En Côte d’ivoire, la ferme du centre Abel de Grand-Bassam élève l’espèce Hermetia illucens, la mouche soldat noire, une espèce d’insectes diptères, dont les larves, constituées de 47% de protéines, permettent de nourrir les poulets, les poissons, les porcs et de produire des biofertilisants pour le sol.
« On utilise les larves de mouches soldats noires, qui vont manger les déchets organiques qu’on va récupérer sur les marchés » où auprès des ménages, a dit Arthur De Dinechin, cofondateur de Ling Soils, lors d’une visite de terrain du représentant de la FAO au Centre Abel de Grand-Bassam.

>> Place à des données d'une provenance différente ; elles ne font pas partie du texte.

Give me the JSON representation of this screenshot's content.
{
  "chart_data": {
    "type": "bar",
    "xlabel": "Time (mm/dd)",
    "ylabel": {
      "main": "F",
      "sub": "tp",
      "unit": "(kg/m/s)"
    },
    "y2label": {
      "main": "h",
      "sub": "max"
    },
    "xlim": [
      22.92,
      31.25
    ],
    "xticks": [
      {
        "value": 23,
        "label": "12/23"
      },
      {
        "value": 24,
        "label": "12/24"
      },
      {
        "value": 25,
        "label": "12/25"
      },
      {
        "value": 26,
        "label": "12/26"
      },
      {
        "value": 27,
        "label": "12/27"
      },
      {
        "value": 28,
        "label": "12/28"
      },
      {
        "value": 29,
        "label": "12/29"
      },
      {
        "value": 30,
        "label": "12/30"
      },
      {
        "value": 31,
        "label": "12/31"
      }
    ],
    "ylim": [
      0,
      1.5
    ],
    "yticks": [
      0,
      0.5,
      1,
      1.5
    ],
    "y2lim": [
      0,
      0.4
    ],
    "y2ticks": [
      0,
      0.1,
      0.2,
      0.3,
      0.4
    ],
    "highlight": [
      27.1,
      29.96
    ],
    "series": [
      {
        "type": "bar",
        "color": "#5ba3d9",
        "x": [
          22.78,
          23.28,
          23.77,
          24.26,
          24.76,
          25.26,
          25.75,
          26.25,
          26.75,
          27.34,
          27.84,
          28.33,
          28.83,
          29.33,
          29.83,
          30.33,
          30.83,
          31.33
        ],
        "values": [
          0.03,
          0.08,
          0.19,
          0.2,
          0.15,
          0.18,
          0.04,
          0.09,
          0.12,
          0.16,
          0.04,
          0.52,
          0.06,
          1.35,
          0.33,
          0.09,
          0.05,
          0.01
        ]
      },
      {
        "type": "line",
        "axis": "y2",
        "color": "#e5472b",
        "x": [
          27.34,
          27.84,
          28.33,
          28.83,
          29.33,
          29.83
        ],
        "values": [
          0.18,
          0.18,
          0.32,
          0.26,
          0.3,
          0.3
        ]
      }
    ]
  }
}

Avec ce projet, financé par la FAO, « on a réussi à diminuer les coûts de production par 40% chez les agriculteurs et les fermiers », a fait savoir Arthur De Dinechin, mentionnant que les déchets invendus sur le marché, sont à la base de cet entrepreneuriat.
Il s’agit « d’utiliser des déchets gratuits dans l’environnement qui permettent de diminuer les coûts de production » des fermiers à hauteur de 40%, a-t-il ajouté, tout en expliquant que les mouches soldats noires sont produites à la ferme, à partir de larves.
Les œufs des mouches soldats noires sont notamment transformés en larves, nourries pendant un cycle de 14 jours, afin de les faire grossir pour les donner à des poulets ou à des poissons, a-t-il relevé, insistant que les larves sont bourrées de protéines.
« La déjection de la larve est un fertilisant qu’on va remettre dans le sol pour les nourrir et autonomiser les agriculteurs », a-t-il poursuivi, annonçant le montage de fermes localement auprès des coopératives, ce qui leur permettrait de réduire leurs coûts d’exploitation.
Living Soils envisage de former 200 femmes, à travers le pays, à l’élevage de mouches soldats noires et espère un impact sur 7 000 agriculteurs. M. Joseph Nyemah s’est réjoui de ce résultat probant qui permettra une véritable autonomisation des femmes.
« On va faire beaucoup de formations » et développer ces fermes partout en Côte d’Ivoire, a assuré le représentant de la FAO, M. Joseph Nyemah. L’organisation onusienne soutient depuis deux ans ce projet pour la mise en place de fermes intégrées.